After the break, we had session with Neil Jefferies of the Bodleian Libraries. We looked at contextual data modelling, which entailed first of all examining knowledge models - how we go about making sense of the world, and accommodate uncertainty (something that the world of the humanities does quite a lot, but computer science does not do so well). We reviewed different data models, some of which we saw yesterday, including tabulation, trees and graphs. One of our key tasks was to try to identify the explicit and implicit entities mentioned in a very simple statement relating to a performance in another language of Shakespeare’s Romeo and Juliet. Easy, right? Not so much. Depending on our research aims, we might want to examine more or less information about the performance, the text, the author, and longer provenance of the work.

A second task also looked at this a particular object - in this case a manuscript - and how we might move through different levels of certainty in the knowledge model, which often leads to the more static attributes of the object being fewer in number, and the more dynamic attributes more numerous, but often the things that researchers in the humanities seize on. This is often why linked data approaches are increasingly important for researchers, because they help to encode the relations between subjects and objects in a multi-dimensional way.
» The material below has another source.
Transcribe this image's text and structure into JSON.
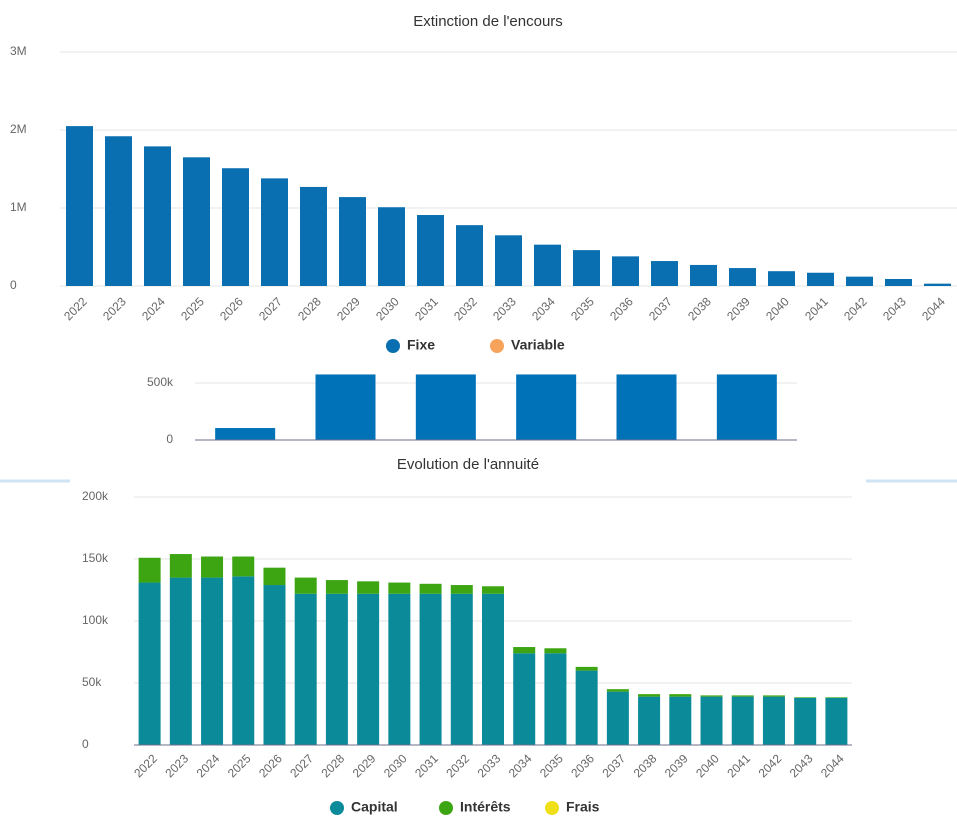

After lunch, Elizabeth took us through her learning strategy for acquiring technical skills. Her ‘psychology first’ approach is, I think, a very good one. Too often we believe that we can simply acquire technical skills that are akin to using a new computer, or finding our way around a new piece of software, but entering the realm of programming languages, for instance, is a fundamental shift of our linguistic outlook. What really impressed me about Elizabeth’s approach to this was that many of the ways of writing a programme resemble practices of academic writing activities that we have long internalised, and treat as second nature. Take, for example, the approach to writing a programme (right).

There is parity here, as well as in the way that code is edited and revised, so even when we think that the language is completely alien to us, there are ways of parsing each line to find out where there may be errors (e.g. grammatical, syntactical). In short, from this model of corrections in our own academic (natural) language, we can begin to deal with (if not fully understand) what it is that computer languages are doing.

On the matter of language, the final session today was a paper by Professor Janet B. Pierrehumbert on social dimensions of the lexicon. Although I am not a specialist in computational linguistics, it was very helpful to see the different methods, analyses and results of reaction time experiments for recognition of phonetic variants, such as in dialects, and also around morphology. One of the fascinating conclusions of her experiments has been around the strong influence of gender as a cue in the way that word forms are generated, followed closely by ethnicity and age. Visual cues (in this case, whether an interlocutor is facing forward or in profile) had very little effect at all. As someone who is interested in the visual, I found this very intriguing.